…By Joseph Benjamin for TDPel Media. Since President Bola Tinubu’s removal of fuel subsidy and the subsequent increase in pump prices by the Nigerian National Petroleum Company Limited (NNPCL), the downstream oil sector has faced significant challenges.
There are growing indications that many businesses in the sector may be forced to close down due to the higher fuel prices.
Depot Owners Facing Financial Constraints:
Depot owners are particularly feeling the strain, as they struggle to meet the new financial requirements to restock fuel.
The NNPCL has raised the price of fuel to a level where oil marketers are finding it difficult to raise the approximately N10 billion needed to lift fuel from the company’s ships for distribution.
Shortages of Fuel in Lagos State:
The impact of these financial challenges is already being felt, with reports of several filling stations in Lagos State unable to sell fuel due to the non-availability of the product.
Depot owners are finding it challenging to raise between N5 billion and N10 billion to place new orders with the NNPCL.
This additional amount is in addition to earlier payments made before the fuel price hike.
Depletion of Stock and Financial Obligations:
Many depot owners had already exhausted their stock before the subsidy removal was announced, leaving them without products.
The situation has now worsened, requiring substantial financial resources to access new supplies.
The National Controller of Operations of the Independent Petroleum Marketers Association of Nigeria (IPMAN), Mike Osatuyi, confirmed that the affected stations faced product shortages due to the increased prices at the depots.
Financial Pressures on Smaller Firms:
The repercussions extend beyond depot owners, impacting smaller firms in the downstream sector.
Former Chairman of the Major Oil Marketers Association of Nigeria (MOMAN), Tunji Oyebanji, highlighted that the price of 33,000 metric tonnes of petrol at depots has soared to as high as N21 million.
These financial burdens may force smaller firms to shut down their operations and potentially be acquired by larger entities that can meet the financial obligations for securing new products from the NNPCL.
Difficulties in Accessing Forex:
Sources within the NNPCL revealed that the company has encountered challenges in accessing foreign exchange since the full deregulation of the sector.
They reported that the Central Bank of Nigeria (CBN) has stopped providing forex, and like other players in the downstream sector, they now have to source dollars independently.
The import costs and other market factors, including exchange rates, influence the pricing of fuel.
Foreign Exchange Constraints:
Since the full deregulation of the downstream sector, the NNPCL and other players have faced difficulties in accessing foreign exchange.
The CBN has ceased providing forex to the sector, leaving companies to independently source dollars.
The rates and market conditions for importing fuel must be considered, along with other costs, before selling to marketers.
Market Challenges and Financial Considerations:
The complex dynamics of the market have added further strain to the downstream sector.
The increased financial obligations, including the high cost of purchasing a truck of petrol (ranging from N22.5 million to N23 million), have created significant hurdles for filling station owners.
Prior to May 29, trucks were sold for N8 million.

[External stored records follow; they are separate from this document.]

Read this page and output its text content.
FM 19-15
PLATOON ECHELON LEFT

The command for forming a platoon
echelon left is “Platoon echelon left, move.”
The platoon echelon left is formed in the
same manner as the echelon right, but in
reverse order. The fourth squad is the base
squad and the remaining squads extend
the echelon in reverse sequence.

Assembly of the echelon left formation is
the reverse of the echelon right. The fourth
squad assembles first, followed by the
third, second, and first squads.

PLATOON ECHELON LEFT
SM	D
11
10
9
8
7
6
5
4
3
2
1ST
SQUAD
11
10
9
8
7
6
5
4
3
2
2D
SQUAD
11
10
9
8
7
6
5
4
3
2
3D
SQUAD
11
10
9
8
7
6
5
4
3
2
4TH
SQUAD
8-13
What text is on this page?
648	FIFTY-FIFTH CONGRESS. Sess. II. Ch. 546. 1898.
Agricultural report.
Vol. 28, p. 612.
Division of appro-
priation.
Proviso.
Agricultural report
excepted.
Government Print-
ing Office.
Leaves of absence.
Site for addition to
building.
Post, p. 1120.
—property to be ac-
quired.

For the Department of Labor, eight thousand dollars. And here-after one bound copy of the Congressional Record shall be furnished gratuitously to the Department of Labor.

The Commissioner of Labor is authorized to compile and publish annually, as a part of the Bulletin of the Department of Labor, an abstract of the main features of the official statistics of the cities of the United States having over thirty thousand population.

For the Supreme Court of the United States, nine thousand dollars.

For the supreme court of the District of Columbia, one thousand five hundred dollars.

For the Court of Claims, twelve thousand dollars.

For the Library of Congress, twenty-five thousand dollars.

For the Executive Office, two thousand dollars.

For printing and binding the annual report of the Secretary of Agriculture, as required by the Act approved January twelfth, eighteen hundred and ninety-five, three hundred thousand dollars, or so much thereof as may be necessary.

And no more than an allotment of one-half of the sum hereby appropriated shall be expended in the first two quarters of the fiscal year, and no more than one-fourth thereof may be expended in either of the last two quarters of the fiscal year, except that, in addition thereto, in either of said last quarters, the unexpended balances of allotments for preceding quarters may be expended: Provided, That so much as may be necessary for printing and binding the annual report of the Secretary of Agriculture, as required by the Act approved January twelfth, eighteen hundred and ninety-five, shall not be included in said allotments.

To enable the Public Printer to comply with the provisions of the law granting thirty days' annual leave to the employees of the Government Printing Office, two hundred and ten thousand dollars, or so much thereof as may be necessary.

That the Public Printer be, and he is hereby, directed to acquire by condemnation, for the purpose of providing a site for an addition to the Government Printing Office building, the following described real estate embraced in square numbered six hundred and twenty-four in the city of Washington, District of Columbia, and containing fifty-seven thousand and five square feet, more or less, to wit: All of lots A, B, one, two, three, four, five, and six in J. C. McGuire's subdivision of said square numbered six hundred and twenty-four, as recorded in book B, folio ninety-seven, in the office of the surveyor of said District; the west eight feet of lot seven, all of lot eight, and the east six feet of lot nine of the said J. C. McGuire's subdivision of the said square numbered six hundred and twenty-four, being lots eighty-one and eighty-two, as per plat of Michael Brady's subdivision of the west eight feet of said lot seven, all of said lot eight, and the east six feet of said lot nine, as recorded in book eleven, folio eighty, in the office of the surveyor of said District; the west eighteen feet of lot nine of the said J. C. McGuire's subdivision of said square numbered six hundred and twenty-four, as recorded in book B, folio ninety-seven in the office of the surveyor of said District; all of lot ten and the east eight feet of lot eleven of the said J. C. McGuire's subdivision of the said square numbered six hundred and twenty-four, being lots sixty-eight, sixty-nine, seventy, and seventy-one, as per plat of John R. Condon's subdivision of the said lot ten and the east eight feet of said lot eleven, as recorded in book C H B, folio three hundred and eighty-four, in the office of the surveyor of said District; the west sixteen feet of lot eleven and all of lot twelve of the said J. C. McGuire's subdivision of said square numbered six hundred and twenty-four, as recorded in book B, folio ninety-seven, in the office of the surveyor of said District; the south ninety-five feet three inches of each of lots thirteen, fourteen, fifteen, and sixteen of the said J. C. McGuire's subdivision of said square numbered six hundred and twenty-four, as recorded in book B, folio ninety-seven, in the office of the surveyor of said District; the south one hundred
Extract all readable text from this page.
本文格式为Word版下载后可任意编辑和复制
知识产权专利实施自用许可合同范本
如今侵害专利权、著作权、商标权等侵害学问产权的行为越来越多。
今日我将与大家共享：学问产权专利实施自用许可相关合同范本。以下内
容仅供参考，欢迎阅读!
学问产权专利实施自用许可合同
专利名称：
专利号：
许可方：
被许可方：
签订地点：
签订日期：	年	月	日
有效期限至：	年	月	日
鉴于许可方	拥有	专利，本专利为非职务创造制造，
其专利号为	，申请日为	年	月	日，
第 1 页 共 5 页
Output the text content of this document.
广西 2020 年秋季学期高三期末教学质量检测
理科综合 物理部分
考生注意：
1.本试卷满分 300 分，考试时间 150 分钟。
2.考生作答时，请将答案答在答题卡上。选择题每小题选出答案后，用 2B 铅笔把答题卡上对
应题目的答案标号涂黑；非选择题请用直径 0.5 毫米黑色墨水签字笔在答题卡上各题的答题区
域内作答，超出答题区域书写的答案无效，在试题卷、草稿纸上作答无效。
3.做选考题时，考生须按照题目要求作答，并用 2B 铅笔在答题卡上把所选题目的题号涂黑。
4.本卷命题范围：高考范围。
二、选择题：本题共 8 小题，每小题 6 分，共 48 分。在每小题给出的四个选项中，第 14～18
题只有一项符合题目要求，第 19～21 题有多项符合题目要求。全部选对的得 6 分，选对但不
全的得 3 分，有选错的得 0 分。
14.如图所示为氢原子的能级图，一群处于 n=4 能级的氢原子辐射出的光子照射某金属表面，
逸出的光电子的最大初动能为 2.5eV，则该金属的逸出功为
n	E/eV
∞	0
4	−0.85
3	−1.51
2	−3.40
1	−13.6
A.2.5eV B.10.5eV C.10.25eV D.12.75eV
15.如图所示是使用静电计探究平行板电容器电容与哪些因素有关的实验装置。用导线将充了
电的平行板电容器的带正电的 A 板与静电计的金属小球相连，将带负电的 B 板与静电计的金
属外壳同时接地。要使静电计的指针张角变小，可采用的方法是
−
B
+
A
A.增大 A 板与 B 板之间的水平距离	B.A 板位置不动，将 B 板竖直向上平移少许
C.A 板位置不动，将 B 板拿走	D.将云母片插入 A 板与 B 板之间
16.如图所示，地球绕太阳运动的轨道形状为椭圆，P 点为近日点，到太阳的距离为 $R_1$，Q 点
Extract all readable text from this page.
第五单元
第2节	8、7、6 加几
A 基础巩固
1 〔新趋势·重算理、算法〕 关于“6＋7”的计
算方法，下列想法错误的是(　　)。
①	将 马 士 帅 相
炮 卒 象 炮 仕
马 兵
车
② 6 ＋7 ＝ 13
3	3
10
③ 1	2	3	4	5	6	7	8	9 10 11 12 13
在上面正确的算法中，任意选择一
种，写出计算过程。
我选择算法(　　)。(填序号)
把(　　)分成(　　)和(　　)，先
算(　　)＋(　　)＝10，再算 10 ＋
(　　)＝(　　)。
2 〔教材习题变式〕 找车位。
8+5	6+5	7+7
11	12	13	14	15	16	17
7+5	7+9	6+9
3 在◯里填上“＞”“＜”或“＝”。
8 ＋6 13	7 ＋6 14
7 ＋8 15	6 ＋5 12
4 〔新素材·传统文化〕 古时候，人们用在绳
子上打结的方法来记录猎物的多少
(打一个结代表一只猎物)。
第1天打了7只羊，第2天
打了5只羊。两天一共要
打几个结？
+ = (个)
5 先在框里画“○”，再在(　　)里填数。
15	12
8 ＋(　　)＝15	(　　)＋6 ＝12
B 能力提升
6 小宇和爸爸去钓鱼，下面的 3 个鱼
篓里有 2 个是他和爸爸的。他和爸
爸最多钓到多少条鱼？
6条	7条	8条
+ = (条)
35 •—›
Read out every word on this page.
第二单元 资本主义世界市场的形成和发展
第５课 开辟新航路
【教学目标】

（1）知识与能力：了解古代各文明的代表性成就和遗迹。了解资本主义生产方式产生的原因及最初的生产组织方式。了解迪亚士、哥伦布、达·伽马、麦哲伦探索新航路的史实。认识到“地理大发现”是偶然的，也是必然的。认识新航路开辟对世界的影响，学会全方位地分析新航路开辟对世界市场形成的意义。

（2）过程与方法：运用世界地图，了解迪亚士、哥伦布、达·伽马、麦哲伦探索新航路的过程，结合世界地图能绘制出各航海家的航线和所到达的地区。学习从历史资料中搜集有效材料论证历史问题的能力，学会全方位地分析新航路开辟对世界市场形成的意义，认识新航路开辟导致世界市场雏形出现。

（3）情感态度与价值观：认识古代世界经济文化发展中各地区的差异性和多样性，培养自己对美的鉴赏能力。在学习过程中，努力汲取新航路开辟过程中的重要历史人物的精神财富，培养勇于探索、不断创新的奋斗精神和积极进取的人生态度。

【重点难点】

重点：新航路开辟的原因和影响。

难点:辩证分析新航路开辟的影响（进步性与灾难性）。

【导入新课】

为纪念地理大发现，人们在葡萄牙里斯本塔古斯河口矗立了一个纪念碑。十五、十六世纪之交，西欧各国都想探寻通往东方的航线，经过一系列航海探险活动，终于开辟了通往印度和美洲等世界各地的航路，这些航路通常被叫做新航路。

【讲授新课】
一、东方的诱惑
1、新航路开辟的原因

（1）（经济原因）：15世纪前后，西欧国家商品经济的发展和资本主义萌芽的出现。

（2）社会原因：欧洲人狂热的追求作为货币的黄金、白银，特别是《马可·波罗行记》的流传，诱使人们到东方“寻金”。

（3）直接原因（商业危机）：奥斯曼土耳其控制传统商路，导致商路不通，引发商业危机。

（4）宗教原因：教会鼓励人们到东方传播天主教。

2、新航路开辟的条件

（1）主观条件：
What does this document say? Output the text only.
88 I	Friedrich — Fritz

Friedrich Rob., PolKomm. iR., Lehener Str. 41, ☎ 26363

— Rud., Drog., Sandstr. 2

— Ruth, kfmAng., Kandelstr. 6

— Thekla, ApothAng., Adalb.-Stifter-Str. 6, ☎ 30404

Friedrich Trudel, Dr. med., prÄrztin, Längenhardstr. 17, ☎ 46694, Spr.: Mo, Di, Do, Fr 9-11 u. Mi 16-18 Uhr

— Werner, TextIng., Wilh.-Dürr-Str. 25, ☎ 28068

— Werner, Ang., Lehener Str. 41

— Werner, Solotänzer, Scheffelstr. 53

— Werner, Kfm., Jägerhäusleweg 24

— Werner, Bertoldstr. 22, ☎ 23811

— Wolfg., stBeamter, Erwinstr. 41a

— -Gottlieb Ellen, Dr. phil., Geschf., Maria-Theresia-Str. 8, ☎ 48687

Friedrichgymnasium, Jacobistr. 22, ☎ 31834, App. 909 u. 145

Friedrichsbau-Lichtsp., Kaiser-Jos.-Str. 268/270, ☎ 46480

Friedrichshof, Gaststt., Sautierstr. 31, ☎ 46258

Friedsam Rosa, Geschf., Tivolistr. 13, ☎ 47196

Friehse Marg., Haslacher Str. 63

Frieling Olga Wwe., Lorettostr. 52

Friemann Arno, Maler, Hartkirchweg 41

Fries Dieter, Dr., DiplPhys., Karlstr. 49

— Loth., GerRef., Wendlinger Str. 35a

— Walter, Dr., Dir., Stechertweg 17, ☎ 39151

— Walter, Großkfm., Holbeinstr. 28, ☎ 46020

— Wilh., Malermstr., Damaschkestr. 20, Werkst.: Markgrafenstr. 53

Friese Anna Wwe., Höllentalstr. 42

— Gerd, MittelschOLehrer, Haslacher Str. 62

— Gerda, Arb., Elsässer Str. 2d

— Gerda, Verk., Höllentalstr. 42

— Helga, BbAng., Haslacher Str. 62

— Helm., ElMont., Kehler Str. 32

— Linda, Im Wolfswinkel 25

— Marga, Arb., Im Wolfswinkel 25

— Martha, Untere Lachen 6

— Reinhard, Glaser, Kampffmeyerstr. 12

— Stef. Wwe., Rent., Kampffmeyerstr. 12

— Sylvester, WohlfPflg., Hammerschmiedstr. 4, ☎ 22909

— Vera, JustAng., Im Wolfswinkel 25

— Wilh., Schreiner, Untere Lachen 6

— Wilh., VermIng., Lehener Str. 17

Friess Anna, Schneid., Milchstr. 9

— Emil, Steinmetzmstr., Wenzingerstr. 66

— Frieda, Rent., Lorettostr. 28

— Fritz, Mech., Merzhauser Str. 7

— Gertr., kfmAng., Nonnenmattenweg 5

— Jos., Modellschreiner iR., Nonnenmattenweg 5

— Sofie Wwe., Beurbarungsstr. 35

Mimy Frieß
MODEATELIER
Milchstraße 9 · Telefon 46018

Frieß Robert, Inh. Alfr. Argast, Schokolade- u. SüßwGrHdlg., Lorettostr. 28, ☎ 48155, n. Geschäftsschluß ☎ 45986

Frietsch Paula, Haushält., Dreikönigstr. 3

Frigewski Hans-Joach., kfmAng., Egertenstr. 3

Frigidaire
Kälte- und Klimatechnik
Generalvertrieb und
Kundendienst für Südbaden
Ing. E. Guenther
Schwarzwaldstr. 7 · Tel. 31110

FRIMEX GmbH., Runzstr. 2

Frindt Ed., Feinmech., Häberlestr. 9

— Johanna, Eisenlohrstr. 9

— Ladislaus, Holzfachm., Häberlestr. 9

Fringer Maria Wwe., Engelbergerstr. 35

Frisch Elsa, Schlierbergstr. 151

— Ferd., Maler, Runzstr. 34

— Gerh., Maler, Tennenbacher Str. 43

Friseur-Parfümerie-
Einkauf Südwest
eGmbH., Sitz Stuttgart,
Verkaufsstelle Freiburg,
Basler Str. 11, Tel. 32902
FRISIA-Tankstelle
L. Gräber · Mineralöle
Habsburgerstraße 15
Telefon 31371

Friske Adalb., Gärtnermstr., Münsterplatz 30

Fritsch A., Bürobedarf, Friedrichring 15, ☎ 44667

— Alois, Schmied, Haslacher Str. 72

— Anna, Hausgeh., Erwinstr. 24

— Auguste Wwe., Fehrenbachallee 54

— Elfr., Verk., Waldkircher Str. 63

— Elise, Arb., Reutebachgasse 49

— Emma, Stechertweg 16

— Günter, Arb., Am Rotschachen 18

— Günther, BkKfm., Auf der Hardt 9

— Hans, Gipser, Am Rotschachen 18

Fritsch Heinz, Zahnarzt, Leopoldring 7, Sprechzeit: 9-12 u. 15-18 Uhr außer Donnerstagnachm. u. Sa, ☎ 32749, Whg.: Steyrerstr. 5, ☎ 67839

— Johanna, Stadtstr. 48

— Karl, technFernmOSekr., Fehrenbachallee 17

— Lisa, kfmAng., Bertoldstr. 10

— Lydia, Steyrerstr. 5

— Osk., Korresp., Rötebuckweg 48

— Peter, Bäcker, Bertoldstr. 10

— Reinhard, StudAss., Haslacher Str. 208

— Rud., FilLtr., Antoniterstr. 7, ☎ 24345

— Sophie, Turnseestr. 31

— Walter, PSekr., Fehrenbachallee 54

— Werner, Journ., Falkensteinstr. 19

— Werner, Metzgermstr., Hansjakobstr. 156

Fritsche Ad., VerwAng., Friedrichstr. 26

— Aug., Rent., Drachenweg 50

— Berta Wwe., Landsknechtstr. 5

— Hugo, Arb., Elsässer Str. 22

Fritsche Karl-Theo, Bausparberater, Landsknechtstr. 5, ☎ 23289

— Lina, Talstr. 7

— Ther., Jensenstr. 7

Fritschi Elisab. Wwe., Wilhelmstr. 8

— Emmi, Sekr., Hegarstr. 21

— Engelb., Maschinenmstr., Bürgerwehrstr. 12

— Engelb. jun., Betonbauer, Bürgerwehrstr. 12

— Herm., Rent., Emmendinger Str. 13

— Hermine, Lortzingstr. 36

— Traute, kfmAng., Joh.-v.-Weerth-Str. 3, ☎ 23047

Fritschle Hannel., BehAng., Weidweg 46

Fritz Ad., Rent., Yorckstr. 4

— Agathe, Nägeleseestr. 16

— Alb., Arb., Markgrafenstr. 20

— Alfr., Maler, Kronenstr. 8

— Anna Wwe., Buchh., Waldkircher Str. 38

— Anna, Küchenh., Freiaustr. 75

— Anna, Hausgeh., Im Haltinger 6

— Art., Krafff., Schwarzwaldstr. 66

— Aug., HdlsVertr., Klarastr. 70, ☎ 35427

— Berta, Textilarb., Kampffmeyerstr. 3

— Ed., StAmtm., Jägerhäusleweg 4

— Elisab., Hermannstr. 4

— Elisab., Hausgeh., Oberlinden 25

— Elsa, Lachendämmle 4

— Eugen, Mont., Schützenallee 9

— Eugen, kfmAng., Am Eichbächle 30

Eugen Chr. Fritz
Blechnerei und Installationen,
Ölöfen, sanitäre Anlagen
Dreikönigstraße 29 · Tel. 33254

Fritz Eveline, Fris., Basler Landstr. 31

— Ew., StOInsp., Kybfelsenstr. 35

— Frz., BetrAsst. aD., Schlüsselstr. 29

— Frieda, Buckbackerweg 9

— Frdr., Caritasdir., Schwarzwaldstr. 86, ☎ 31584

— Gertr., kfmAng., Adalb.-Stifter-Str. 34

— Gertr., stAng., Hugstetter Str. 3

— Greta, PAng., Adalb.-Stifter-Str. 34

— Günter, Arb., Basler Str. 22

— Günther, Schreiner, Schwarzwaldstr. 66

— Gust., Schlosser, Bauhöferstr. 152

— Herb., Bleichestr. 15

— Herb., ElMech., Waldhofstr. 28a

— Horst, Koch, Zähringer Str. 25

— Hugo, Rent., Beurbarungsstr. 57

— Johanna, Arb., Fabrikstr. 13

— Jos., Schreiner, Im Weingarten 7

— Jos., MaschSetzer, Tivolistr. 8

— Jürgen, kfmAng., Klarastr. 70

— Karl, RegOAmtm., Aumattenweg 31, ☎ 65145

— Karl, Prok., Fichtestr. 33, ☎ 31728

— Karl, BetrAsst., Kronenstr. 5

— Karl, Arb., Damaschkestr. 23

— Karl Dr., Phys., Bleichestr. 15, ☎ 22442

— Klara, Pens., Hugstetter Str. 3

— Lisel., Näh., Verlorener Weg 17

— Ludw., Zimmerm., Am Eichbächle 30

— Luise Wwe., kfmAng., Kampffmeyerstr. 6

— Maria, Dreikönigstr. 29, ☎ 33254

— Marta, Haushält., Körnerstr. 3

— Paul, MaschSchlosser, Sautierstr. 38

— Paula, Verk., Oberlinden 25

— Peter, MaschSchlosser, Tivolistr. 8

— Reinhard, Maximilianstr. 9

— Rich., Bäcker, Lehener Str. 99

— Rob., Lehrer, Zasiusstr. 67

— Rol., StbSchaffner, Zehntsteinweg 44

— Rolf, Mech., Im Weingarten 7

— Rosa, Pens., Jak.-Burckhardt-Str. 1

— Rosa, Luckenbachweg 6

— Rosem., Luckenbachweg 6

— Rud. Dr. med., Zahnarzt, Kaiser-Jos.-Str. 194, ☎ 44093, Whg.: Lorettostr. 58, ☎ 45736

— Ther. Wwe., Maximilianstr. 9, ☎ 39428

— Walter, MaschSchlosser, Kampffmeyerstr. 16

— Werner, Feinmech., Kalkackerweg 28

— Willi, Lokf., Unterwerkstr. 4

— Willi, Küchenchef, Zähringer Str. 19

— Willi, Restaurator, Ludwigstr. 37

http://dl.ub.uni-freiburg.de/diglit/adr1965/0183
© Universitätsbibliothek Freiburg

The current prices at depots have led to a rise in fuel costs, impacting the financial viability of businesses.
Overall Impact and Concerns:
The ongoing challenges in the downstream sector, compounded by the removal of fuel subsidies and the subsequent price hike, have raised concerns about the viability of businesses and the potential closure of smaller firms.
The lack of access to forex, coupled with increased financial obligations, threatens the operations of depot owners, marketers, and filling stations.
The economic pressures faced by these businesses may lead to market consolidation, with larger entities absorbing smaller ones.